As for the tattoo, Evelyn says it was a shock.
“I think he loves you more than I do because I will never tattoo your face on my body,” she said to Yang emphatically during the interview.
“But it’s that kind of passion. It’s that kind of love, that kind of support that has been shocking to me.”
The artwork was etched onto Wanito, a supporter of Yang that made good on his promise to get a tattoo of the candidate if the campaign hit one of its donation targets. He is an active member of the philanthropist’s passionate group of followers — the Yang Gang — and has a video blog in which he describes himself as a veteran and “the guy with the Yang tattoo.” According to Wanito, he discovered Yang from the Joe Rogan Experience podcast, which ended with him quitting his job to “travel around for the campaign.”
Y'all thought I was playing? $2mil donated by Tuesday and here is a tattoo of @AndrewYang like I promised.— Wanito ???????? (@Okiedokie02) August 7, 2019
Stage 8 completed
What's stage 9?#YOLO#YangGang #Yang2020 #HumanityFirst pic.twitter.com/F2MDqbQB5U
Elsewhere in the CNN interview, Evelyn spoke about the success of Yang’s campaign thus far.
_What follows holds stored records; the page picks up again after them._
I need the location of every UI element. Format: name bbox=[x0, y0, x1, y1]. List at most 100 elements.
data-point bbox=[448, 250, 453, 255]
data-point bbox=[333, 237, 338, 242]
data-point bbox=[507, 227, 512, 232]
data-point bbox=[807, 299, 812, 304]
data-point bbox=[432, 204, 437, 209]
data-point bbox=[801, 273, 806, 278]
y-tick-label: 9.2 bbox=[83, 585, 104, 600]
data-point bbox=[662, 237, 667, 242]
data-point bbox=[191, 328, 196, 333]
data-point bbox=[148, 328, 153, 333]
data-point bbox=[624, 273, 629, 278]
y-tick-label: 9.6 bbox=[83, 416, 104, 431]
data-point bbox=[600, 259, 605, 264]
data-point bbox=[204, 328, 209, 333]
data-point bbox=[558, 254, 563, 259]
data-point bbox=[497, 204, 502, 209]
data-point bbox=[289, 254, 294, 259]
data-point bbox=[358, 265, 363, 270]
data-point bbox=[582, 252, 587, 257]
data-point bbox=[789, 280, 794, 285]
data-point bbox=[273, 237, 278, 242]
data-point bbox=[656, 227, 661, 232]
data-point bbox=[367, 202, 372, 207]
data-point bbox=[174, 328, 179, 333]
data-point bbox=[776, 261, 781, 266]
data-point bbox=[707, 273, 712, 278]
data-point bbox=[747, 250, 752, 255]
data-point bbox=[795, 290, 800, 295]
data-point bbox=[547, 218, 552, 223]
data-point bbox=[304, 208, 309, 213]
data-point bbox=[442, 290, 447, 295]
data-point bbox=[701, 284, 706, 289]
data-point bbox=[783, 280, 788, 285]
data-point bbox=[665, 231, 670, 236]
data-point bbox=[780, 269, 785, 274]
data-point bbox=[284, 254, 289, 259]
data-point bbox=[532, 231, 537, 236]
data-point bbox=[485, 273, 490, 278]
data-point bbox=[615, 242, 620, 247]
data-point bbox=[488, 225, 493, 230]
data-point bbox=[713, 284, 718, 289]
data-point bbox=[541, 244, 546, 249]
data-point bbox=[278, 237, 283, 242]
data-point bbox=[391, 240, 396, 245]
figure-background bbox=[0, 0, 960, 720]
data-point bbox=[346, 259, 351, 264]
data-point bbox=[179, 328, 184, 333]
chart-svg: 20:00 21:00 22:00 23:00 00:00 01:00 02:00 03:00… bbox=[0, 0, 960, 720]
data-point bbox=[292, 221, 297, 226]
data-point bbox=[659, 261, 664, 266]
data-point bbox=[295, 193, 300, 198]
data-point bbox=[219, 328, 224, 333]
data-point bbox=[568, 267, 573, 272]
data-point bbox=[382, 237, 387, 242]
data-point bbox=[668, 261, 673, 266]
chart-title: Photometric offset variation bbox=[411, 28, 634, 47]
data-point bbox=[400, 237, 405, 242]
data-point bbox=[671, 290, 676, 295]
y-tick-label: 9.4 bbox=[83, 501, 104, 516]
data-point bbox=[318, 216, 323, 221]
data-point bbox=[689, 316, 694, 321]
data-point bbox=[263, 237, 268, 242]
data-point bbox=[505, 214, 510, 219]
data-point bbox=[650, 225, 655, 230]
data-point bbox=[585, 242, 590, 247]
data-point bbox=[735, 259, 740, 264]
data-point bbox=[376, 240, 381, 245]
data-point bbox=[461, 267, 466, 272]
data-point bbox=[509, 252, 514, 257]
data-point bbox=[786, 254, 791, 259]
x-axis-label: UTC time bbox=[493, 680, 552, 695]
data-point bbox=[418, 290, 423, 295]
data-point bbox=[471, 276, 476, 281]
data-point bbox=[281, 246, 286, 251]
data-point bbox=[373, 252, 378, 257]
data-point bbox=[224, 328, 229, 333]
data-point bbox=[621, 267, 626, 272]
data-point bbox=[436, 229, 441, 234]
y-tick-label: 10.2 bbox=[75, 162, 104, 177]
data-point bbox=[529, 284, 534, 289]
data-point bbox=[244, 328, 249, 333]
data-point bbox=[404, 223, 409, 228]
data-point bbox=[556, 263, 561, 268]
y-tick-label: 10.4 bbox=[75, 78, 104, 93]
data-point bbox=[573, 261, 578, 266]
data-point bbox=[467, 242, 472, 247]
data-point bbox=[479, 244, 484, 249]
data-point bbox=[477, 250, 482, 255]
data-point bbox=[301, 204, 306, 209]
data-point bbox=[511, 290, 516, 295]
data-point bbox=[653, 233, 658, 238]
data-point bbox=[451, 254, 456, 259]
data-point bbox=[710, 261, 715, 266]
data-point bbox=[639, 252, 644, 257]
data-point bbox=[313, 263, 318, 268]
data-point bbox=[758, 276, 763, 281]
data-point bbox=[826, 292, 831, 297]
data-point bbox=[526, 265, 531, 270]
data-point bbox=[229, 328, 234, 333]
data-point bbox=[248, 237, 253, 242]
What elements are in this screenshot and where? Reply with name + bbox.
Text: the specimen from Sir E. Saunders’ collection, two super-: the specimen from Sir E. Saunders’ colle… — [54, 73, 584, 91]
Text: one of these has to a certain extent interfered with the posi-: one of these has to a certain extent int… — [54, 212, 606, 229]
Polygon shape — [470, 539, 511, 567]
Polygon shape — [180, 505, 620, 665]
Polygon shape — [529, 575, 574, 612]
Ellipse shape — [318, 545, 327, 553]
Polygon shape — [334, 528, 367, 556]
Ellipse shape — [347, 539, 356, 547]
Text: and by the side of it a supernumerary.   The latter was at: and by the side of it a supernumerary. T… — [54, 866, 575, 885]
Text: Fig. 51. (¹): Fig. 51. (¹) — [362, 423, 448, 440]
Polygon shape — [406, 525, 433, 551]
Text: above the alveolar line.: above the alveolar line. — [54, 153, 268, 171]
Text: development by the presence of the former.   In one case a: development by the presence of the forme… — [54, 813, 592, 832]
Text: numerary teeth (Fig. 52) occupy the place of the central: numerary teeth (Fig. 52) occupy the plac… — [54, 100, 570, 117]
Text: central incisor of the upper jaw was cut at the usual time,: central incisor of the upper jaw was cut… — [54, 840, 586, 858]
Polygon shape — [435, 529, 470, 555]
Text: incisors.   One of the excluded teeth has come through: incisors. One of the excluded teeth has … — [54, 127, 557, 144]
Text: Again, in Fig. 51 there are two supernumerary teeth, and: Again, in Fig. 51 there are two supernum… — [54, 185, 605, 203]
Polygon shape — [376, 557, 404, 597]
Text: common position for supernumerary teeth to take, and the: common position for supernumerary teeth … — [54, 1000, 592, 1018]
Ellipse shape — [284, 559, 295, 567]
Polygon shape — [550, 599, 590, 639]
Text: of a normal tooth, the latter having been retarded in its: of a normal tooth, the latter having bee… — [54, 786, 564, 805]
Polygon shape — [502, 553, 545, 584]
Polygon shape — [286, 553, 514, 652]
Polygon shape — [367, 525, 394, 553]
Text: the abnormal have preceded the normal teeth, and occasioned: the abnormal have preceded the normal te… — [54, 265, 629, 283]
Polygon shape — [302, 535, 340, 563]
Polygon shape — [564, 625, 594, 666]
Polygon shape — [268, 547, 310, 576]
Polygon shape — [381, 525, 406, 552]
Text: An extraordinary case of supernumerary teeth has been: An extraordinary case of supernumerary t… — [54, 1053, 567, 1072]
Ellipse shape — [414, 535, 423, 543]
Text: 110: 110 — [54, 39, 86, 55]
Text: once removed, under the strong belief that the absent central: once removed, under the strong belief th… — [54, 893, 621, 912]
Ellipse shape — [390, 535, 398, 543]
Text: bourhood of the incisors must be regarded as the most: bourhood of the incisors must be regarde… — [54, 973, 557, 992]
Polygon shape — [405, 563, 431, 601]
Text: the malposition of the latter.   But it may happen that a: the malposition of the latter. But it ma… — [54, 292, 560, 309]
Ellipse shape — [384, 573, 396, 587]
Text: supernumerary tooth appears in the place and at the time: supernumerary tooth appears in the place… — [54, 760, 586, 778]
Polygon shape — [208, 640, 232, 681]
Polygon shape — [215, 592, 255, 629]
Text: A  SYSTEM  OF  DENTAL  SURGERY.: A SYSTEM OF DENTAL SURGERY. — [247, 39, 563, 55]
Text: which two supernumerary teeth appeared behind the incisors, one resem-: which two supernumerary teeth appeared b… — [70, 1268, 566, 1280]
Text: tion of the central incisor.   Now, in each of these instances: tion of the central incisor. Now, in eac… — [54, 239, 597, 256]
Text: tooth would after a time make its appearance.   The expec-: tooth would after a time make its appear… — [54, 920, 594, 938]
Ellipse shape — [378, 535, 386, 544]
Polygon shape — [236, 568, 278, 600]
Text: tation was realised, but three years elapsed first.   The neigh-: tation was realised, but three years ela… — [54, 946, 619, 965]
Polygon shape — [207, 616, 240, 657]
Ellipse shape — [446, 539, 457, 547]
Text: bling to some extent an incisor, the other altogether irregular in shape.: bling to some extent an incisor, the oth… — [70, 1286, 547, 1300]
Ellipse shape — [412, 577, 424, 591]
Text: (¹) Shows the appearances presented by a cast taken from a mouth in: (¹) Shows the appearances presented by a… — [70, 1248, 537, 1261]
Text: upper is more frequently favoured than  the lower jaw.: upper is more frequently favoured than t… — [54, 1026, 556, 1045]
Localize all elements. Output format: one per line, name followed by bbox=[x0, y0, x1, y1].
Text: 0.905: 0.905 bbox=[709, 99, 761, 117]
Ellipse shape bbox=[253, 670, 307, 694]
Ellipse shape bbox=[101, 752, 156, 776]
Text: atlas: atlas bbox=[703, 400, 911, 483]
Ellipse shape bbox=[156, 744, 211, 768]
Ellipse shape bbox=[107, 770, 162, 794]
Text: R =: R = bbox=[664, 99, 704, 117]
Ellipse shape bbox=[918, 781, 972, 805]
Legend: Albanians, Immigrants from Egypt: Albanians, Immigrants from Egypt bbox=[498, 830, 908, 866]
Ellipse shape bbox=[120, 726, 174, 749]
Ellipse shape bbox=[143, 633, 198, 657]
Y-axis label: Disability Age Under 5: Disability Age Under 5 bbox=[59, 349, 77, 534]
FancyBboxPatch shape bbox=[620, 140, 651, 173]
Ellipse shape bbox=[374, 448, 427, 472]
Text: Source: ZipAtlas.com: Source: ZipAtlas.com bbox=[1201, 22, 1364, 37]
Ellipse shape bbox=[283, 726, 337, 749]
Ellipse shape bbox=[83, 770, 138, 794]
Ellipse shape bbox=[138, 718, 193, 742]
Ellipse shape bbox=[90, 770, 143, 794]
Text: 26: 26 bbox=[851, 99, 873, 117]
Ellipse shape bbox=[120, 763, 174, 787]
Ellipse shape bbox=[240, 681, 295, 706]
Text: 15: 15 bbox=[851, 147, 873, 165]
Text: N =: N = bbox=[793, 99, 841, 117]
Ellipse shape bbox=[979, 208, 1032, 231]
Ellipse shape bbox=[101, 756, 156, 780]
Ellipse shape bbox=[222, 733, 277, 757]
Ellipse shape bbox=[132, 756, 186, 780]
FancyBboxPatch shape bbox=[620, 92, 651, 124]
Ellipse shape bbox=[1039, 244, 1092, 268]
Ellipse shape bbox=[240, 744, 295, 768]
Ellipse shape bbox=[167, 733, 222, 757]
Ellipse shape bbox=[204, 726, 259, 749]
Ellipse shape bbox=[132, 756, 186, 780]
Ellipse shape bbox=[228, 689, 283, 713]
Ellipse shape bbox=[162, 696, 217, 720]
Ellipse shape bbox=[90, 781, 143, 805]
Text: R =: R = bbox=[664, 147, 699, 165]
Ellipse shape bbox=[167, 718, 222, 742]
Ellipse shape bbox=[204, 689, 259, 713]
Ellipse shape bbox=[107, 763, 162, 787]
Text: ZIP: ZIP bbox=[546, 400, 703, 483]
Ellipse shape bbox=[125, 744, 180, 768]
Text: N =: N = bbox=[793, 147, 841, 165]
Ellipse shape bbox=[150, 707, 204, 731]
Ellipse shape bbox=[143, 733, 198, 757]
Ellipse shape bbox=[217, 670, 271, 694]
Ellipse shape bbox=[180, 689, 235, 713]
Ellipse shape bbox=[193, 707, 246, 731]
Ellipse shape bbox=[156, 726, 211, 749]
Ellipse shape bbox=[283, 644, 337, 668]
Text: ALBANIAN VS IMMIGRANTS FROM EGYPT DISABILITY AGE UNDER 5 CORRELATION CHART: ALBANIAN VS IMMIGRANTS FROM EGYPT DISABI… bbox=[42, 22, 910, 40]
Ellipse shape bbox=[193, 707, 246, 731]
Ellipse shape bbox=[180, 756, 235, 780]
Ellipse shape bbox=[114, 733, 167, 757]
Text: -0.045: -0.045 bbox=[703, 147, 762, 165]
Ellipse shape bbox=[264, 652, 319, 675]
“I always thought he was going to do a lot better than what most people thought he was going to do. Because I know him, and I know how capable he is. But I had no idea that it was going to be where it is today.”
The mother of two also spoke about when she first met Yang, admitting that he had “no game” — something she said appealed to her, adding that Yang always wore his heart on his sleeve.
During the course of Yang’s campaign, he has become known for his off-the-cuff behavior, from crowd surfing to belting out Prince and Simple Minds songs with abandon. This behavior appears to have resonated with his grassroots following, which has been steadily growing along with increased mainstream media coverage.
The outsider candidate’s campaign center’s around a universal basic income (UBI) of $1,000 per month for every American adult, which he believes is part of the solution to overcome purported job losses due to the automation of the United States economy.